The IACC.3 dataset is approximately 4600 Internet Archive videos (144 GB, 600 h) with Creative Commons licenses in MPEG-4/H.264 format with duration ranging from 6.5 min to 9.5 min and a mean duration of almost 7.8 min. Most videos will have some metadata provided by the donor available e.g., title, keywords, and description.

Internet Archive Creative Commons (IACC.3)

  1. Please fill, sign, and submit the data permission form by email
  2. After processing your request, you will be sent the access to download information
  3. The master shot boundary reference is available here in addition to keyframes. The provided ground truth uses this shot boundary to judge if a shot in a video is relevant or non-relevant to the query.
  4. Previously used 90 ad-hoc textual queries from 2016-2018 at TRECVID are available. (2016: queries 501-530, 2017: queries 531-560, 2018: queries 561-590)
  5. The ground truth data is available for 2016 , 2017 and 2018 queries.
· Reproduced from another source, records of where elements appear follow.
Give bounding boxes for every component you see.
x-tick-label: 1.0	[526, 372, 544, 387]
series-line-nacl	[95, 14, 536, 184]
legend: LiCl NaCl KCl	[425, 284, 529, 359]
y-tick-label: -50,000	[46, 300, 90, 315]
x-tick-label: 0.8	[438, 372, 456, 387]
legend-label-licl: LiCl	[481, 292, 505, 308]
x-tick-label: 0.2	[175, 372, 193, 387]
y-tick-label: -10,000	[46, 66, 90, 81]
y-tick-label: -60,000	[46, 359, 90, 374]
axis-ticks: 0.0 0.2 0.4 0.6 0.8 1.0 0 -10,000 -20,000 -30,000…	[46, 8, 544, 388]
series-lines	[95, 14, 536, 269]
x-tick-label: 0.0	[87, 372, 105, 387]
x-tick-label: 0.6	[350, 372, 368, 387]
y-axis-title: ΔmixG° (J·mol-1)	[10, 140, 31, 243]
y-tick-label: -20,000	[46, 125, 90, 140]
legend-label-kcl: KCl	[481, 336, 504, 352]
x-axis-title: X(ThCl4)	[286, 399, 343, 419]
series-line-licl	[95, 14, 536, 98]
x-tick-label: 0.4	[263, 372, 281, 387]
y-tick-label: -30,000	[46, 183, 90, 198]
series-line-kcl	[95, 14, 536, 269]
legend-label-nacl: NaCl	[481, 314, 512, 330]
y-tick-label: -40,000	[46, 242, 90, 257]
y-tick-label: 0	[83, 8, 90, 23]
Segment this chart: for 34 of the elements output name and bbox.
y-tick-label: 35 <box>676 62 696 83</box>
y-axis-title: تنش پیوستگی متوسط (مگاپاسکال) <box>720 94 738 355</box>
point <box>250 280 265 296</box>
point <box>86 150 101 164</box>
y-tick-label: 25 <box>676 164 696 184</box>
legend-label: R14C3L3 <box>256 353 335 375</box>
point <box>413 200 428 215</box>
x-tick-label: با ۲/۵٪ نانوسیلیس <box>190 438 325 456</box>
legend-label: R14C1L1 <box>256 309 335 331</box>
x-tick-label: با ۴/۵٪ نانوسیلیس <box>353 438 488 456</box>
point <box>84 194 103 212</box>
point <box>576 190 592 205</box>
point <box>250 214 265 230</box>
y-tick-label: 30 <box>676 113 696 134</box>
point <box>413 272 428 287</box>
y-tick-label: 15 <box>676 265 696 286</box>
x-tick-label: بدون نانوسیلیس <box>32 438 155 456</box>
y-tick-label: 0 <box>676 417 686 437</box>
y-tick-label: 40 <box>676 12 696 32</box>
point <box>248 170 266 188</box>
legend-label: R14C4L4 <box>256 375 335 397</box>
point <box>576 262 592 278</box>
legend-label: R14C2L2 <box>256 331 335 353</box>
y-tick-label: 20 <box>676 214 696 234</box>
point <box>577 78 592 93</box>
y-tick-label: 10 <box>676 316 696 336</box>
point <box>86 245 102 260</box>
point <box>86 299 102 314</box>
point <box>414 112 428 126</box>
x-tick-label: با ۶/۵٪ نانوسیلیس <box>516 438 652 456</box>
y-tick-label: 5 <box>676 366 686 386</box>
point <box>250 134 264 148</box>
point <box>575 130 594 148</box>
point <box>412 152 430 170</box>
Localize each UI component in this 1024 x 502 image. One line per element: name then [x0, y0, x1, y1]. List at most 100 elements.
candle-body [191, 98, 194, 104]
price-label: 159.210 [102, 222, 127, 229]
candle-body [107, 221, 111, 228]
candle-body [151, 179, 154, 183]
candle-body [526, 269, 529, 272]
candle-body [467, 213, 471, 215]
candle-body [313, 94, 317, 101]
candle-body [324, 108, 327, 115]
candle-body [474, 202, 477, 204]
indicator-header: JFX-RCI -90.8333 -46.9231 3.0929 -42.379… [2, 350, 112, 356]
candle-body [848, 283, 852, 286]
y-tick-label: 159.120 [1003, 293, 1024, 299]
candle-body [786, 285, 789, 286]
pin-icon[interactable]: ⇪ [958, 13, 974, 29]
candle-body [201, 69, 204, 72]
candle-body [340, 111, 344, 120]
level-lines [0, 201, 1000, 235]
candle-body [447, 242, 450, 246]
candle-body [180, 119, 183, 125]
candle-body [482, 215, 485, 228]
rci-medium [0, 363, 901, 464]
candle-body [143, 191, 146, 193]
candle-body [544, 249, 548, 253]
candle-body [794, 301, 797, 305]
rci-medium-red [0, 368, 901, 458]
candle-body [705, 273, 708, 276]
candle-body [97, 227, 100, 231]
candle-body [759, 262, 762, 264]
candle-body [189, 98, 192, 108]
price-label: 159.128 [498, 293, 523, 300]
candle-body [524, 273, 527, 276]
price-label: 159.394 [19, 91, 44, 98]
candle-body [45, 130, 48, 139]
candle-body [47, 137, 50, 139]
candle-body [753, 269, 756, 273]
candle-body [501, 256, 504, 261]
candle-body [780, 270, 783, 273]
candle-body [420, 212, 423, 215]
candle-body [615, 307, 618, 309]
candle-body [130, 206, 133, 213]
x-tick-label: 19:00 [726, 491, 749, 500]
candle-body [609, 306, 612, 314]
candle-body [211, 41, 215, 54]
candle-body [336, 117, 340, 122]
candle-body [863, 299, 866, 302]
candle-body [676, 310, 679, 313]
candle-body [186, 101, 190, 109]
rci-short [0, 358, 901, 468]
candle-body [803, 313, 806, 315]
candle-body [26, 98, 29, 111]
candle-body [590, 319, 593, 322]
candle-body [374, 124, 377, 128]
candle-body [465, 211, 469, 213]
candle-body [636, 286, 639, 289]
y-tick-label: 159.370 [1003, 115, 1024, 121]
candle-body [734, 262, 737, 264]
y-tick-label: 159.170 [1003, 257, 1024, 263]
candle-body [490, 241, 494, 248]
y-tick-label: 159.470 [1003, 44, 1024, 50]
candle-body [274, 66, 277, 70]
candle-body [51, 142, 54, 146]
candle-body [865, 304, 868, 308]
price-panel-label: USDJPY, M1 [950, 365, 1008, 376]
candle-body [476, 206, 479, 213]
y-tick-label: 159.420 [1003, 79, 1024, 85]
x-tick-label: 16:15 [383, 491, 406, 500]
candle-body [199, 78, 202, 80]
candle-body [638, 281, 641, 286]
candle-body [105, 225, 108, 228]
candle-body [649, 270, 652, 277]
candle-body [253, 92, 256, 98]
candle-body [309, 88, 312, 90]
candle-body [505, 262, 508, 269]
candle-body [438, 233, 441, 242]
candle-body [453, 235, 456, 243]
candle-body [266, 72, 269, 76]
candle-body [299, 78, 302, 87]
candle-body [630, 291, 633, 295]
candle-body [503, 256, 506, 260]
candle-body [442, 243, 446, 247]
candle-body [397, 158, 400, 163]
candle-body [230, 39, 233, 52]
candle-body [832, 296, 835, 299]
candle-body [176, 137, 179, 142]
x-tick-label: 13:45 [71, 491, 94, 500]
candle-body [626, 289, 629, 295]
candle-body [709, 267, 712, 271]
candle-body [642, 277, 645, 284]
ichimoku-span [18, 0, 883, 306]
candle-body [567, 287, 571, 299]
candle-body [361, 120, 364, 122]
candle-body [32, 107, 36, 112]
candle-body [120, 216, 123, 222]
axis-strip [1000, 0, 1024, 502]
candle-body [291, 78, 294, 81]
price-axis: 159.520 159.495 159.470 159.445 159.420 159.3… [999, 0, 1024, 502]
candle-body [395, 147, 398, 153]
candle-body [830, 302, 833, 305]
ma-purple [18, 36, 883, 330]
A readme file for the ground truth format is available here.

The BBC Eastenders dataset is approximately 244 video files (totally 300 GB, 464 h) with associated metadata, each containing a week's worth of BBC EastEnders programs in MPEG-4/H.264 format.

BBC Eastenders

  1. Please fill, sign, and submit the data permission form by email
  2. After processing your request, you will be sent the access to download information
  3. The master shot boundary reference is available here. The provided ground truth uses this shot boundary to judge if a shot in a video is relevant or non-relevant to the query.
  4. Previously used 90 instance search queries (find specific person X in specific location Y) from 2016-2018 at TRECVID are available
  5. Previously used 90 instance search queries (find specific person, object or location) from 2013-2015 at TRECVID are available
  6. The ground truth created at NIST during TRECVID 2013 to 2018 is available. A readme file for the ground truth format is available here.